Elgin Cleckley, assistant professor of architecture and design at the University of Virginia, will present a lecture on Feb. 1 at 5 p.m. in Stackhouse Theater as part of W&L’s Mudd Center for Ethics’ series on the “Ethics of Design.”
Cleckley’s lecture, which is free and open to the public, is titled “mpathic design: Perspectives on Creating Inclusive Spaces.”
At UVA, Cleckley holds appointments in the School of Education and Human Development and the School of Nursing. He is also the director of design justice at UVA’s Equity Center (Democracy Initiative Center for the Redress of Inequity Through Community-Engaged Scholarship), where he leads the school’s National Organization of Minority Architects (NOMA) Project Pipeline: Architecture Mentorship Program.
Cleckley is also the principal of _mpathic design. This awardwinning firm uses evidencebased methods grounded in cultural competency, empathy and human-centered design to address projects in academic, community and professional contexts. mpathic design has presented at over 80 national and international conferences in architecture, design and education, and has collaborated with Albemarle County Public Schools, city of Lynchburg, and the Albemarle Office of Equity and Diversity.

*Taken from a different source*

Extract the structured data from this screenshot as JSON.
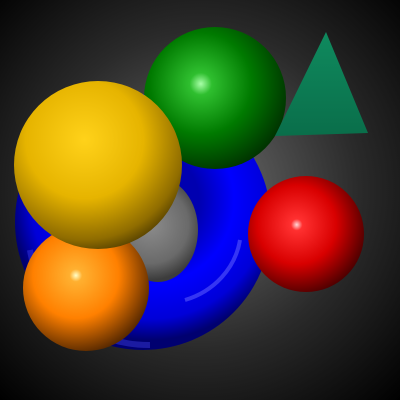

Cleckley’s work operates at the intersections of identity, culture, history, memory and place. His research follows a self-formulated empathic design thinking methodology, a hybrid approach to deep empathy that uncovers the layers of a site, cultural landscape, and the built environment. The method is an empathic approach to discovering untold narratives and unheard voices, allowing Cleckley to find design responses and meet the design activism needed in non-inclusive architectures. It also provides tangible toolkits and frameworks for developing belonging in public spaces.